Eri Cahyadi: Konsumen Berhak atas Parkir Aman dan Tertib

Wali Kota Surabaya Eri Cahyadi, kembali menuai dukungan atas ketegasannya, menertibkan parkir liar di depan toko modern, minimarket, dan pusat perbelanjaan. Kali ini, dukungan tersebut datang dari Ketua Lembaga Hikmah dan Kebijakan Publik (LHKP), Pimpinan Daerah Muhammadiyah (PDM) Surabaya, dr. Zuhrotul Mar’ah.

Ia memberikan dukungan penuh, terhadap langkah Pemerintah Kota (Pemkot) Surabaya ini. Menurutnya, penertiban parkir pembohong, adalah wujud komitmen Pemkot Surabaya, dalam membangun kota yang lebih tertib, aman, dan ramah. Selain itu, langkah ini juga dinilai berpihak pada konsumen, pelaku usaha, dan pekerja harian.

Ia menjelaskan, bahwa penertiban ini bukanlah tindakan represif semata, melainkan bagian dari penegakan dua Peraturan Daerah (Perda) Kota Surabaya yang krusial, yakni Perda Nomor 3 Tahun 2018, tentang Penyelenggaraan Perparkiran, yang secara tegas menyatakan, bahwa toko modern yang telah memiliki lahan parkir sendiri, tidak diperbolehkan menarik pungutan parkir.

“Tanggung jawab atas keamanan dan menjaga parkir sepenuhnya, berada di pihak toko,” jelas dr. Zuhrotul Mar’ah, Sabtu (14/6).

Selanjutnya, Perda Nomor 5 Tahun 2014 tentang Pengelolaan Sampah, yang melarang pembagian kantong plastik secara cuma-cuma, dengan tujuan mengurangi sampah dan menjaga lingkungan.

“Dengan adanya kebijakan pembayaran kantong plastik, menjadi semakin adil, jika konsumen dapat menikmati layanan parkir gratis, aman, dan nyaman.
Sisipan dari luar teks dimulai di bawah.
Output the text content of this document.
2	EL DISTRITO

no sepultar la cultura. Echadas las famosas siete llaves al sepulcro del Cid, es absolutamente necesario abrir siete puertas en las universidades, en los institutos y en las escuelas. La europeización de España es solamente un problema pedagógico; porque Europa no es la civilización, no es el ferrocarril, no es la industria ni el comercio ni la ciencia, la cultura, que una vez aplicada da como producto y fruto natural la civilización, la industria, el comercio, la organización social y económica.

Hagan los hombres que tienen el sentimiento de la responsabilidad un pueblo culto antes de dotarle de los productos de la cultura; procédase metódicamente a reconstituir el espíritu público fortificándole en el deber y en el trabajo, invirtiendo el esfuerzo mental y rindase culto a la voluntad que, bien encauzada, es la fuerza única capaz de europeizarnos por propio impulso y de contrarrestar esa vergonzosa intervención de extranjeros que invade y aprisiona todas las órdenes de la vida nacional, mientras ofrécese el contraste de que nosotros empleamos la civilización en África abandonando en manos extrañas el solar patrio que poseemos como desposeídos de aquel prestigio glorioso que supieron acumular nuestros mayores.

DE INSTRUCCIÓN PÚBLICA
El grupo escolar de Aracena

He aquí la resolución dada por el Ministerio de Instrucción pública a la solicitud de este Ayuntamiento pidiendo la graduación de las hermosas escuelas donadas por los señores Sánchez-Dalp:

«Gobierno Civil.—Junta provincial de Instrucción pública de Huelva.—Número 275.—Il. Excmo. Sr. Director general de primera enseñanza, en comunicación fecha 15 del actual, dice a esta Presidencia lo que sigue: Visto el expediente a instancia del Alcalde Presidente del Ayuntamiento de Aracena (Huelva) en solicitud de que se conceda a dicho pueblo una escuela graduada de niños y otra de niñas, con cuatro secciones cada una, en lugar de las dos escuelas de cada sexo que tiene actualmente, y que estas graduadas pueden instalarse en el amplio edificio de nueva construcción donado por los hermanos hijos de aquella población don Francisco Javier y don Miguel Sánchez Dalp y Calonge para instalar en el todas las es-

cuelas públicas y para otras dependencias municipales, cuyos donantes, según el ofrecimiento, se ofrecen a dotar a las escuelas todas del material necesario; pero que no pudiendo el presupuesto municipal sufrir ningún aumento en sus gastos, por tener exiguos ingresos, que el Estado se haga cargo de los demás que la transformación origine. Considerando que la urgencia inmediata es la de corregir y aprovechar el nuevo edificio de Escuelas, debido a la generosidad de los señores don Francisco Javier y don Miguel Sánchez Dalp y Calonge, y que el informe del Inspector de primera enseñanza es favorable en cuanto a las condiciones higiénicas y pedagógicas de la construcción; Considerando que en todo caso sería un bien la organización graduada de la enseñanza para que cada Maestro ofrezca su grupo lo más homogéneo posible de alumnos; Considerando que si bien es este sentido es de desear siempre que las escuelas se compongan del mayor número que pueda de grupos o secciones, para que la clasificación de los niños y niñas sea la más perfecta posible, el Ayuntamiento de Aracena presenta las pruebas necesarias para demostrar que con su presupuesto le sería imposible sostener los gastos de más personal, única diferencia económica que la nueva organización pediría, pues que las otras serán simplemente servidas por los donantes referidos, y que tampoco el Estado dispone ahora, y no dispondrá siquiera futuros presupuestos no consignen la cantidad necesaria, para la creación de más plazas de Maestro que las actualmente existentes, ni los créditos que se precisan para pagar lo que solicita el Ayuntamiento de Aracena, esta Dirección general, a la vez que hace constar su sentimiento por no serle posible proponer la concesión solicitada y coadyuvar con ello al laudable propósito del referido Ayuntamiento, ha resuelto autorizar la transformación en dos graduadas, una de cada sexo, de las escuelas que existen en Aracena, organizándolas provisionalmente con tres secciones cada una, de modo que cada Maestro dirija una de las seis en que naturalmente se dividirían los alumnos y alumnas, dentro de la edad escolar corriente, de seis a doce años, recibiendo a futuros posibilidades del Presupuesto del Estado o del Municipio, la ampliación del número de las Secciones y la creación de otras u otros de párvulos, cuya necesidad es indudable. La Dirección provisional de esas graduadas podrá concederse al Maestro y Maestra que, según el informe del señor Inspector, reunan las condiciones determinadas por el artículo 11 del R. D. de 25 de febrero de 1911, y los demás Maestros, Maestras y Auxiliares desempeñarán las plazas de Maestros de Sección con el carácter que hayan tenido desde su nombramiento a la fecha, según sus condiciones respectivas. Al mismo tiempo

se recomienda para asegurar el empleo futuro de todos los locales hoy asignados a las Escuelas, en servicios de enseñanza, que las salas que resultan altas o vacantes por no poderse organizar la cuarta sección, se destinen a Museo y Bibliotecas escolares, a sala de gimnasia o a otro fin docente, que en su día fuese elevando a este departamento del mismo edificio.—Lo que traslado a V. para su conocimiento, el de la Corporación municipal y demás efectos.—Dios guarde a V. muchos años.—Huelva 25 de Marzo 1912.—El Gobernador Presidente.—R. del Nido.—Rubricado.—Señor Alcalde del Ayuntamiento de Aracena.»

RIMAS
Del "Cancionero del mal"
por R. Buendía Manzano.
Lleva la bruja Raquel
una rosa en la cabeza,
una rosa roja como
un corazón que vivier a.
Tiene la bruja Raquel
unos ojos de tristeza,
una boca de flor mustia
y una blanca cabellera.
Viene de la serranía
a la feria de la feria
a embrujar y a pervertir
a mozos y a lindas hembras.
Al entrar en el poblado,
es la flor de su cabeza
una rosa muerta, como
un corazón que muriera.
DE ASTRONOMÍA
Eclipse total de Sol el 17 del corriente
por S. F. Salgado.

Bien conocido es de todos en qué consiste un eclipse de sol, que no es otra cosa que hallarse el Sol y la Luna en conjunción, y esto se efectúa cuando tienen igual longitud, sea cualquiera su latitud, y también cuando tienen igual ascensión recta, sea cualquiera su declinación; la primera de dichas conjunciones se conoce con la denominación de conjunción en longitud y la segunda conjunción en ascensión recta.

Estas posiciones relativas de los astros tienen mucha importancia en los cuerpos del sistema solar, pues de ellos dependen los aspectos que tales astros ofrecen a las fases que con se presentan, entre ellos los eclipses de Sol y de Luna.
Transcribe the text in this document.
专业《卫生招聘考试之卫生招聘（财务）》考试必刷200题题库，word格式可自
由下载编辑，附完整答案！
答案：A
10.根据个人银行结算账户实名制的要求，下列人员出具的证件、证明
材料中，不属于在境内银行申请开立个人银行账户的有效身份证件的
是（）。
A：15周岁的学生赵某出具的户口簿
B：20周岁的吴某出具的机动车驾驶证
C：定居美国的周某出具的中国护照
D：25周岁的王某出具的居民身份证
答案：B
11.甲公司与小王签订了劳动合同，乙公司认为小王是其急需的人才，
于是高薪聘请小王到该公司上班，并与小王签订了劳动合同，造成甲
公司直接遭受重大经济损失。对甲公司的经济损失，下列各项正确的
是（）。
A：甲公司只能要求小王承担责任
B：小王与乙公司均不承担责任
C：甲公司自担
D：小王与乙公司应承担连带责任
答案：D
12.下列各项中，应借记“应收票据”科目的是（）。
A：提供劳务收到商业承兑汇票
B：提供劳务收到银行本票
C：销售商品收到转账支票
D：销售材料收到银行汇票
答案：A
Konsumen seharusnya, tidak terus-menerus membayangkan biaya tambahan, yang tidak memiliki dasar hukum,” imbuhnya.

Oleh karena itu, dr. Zuhrotul Mar’ah memberikan solusi, bagi juru parkir (jukir) pembohong. Ia menyadari, bahwa sebagian besar jukir pembohong, adalah warga yang mencari nafkah setiap hari. Sehingga pendekatan yang digunakan, adalah tegas terhadap pelanggaran, namun tetap adil dan manusiawi, terhadap nasib masyarakat.

“Untuk itu, LHKP merekomendasikan beberapa solusi konkret, pertama mendorong toko modern, untuk mempekerjakan mantan juru parkir, sebagai bagian dari layanan resmi. Hal ini dapat dilakukan dengan memberikan pelatihan, seragam, dan sistem kerja yang teratur,” jelasnya.

Kedua, menyediakan program transisi pekerjaan dan pelatihan, bagi juru parkir melalui kerja sama dengan Dinas Sosial (Dinsos), serta Dinas Tenaga Kerja dan Perindustrian (Disperinaker) Kota Surabaya.

Dan ketiga, mengembangkan sistem digitalisasi parkir, guna mencegah praktik pungutan pembohong (pungli) dan memastikan transparansi pengelolaan.

“Kami ingin menegaskan, bahwa kota ini dibangun bukan untuk mengorbankan siapa pun, melainkan untuk melindungi. Konsumen dilindungi, pekerja dilindungi, dan lingkungan juga dilindungi. Inilah wajah Surabaya yang kita perjuangkan, Kota Surabaya yang modern, tertib, adil, dan manusiawi,” tegasnya.

LHKP PDM Surabaya juga mengajak seluruh elemen masyarakat, untuk bersama-sama menjaga kota ini demi kenyamanan dan keadilan bagi semua. “Mari kita jaga kota ini bersama, demi kenyamanan dan keadilan bagi semua,” tutupnya. (yunus)

Be the first to comment

Leave a Reply

Your email address will not be published.